The report to be released by the alliance cites statistical evidence provided to the royal commission as testimony of a sector in crisis.
“Australia’s aged-care system is in urgent need of transformation, with 16,000 vulnerable Australians dying in 2017-18 while waiting for a government-subsidised support package in their own home,” its report says.
“An additional 100,000 people are waiting for home support at their approved level — with those in need of the highest-level packages typically waiting at least 12 months.

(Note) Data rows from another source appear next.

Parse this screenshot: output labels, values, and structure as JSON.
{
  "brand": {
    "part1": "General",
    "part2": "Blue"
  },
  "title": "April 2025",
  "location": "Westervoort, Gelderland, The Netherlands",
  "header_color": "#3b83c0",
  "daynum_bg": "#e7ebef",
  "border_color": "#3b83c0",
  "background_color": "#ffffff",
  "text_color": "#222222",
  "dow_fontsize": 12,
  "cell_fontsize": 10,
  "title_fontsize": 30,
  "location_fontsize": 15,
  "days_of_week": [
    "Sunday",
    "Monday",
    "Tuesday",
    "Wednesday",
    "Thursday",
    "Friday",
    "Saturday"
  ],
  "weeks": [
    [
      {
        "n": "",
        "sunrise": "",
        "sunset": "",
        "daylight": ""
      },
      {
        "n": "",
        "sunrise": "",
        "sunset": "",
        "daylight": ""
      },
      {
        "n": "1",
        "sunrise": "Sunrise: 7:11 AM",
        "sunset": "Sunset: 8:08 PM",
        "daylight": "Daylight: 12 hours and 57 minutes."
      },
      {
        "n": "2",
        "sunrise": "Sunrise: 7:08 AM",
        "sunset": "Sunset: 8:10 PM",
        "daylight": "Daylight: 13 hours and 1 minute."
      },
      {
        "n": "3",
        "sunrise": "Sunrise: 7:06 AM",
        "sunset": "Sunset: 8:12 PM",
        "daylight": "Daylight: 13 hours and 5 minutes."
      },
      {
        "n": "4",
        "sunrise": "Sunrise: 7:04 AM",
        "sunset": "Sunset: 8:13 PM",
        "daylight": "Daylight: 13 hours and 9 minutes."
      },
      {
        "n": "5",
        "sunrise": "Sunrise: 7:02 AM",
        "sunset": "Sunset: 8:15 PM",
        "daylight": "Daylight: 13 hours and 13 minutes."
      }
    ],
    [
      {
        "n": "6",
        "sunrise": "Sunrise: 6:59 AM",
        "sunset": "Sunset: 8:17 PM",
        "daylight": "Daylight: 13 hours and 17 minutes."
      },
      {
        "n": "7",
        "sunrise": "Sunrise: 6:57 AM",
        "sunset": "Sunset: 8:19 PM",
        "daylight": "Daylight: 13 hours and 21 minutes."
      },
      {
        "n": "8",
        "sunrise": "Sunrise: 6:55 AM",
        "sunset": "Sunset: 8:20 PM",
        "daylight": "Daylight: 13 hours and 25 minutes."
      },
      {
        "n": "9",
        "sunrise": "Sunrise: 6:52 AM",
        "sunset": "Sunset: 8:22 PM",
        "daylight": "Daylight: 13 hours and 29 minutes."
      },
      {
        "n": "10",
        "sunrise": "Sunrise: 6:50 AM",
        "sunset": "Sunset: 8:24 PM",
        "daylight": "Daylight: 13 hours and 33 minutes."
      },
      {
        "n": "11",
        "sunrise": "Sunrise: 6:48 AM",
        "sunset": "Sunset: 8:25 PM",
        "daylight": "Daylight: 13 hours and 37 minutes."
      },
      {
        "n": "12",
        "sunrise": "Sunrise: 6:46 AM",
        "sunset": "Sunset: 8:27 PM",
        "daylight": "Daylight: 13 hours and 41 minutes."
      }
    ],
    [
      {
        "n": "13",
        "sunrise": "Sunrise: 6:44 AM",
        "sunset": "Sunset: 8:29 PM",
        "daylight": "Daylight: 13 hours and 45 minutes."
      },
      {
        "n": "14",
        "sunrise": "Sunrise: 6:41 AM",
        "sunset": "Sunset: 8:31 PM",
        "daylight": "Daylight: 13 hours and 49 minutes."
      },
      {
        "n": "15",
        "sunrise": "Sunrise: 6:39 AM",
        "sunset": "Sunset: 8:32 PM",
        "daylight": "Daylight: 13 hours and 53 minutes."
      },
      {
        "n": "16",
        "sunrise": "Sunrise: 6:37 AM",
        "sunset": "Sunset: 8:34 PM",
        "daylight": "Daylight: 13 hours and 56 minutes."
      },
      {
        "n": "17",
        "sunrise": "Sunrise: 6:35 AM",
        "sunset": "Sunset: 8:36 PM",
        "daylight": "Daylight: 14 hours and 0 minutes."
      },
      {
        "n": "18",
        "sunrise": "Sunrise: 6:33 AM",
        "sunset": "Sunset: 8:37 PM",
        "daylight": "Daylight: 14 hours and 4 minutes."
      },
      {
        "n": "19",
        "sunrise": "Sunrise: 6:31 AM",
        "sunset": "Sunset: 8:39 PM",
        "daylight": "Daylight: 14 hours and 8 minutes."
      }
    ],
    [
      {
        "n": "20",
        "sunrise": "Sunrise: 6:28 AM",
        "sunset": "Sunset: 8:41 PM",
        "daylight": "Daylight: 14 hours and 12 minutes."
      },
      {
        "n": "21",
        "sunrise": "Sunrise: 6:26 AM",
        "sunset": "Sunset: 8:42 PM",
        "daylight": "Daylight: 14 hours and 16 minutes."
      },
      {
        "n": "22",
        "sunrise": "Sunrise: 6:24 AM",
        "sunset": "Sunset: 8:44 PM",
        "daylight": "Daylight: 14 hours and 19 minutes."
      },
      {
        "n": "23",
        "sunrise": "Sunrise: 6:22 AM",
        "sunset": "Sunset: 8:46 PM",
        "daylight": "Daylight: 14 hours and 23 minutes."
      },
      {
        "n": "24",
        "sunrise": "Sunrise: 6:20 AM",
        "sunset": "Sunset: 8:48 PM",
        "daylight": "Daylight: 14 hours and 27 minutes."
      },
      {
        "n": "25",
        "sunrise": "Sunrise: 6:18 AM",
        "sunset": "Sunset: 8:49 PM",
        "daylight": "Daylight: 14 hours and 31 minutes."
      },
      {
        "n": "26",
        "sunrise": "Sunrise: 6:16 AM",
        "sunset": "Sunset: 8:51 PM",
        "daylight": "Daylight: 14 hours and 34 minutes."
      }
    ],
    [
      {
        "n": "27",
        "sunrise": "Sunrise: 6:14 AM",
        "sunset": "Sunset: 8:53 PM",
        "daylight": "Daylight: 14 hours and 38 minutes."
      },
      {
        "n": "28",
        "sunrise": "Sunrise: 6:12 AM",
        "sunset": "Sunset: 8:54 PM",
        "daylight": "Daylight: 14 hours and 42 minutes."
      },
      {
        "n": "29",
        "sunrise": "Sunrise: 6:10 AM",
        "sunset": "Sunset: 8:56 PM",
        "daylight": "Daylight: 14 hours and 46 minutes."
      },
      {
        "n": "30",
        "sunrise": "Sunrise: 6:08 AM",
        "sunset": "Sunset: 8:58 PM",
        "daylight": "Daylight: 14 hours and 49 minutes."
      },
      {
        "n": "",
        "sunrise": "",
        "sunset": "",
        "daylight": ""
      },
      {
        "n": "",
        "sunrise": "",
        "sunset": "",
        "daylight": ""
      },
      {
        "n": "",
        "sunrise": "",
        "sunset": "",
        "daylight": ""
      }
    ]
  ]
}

“Separately, a further 88,000 places will be required in communal residential aged care over the next 10 years, at a cost of $55bn.”
ACSA chief executive Pat Sparrow said the government could not ignore the findings of the royal commission and needed to engage fundamental reform to the sector after 20 years of failures by successive governments.
Ms Sparrow said the sector took responsibility for its own failings and said COVID-19 had “highlighted in a shocking way” the issues that had needed to be addressed. “After 20 years of missed opportunities, Australia cannot let the release of the final royal commission report later this month pass without taking real action,” she said. “Australia currently spends about half of what other comparable countries do on looking after their most vulnerable older citizens.”
Leading Aged Service Australia chief executive Sean Rooney said the residential aged-care sector was in crisis, with 64 per cent of homes operating at a loss in 2020. This was almost double the medium-term average of 33 per cent, he said. “Australia should no longer accept the drip-feed of piecemeal rescue packages and ad hoc changes,” he said.
They claimed the campaign was non-partisan with the seats targeted held almost equally by Labor and Coalition parties. They include Health Minister Greg Hunt’s seat of Flinders and former Labor minister for aged care Justine Elliot’s seat of Richmond.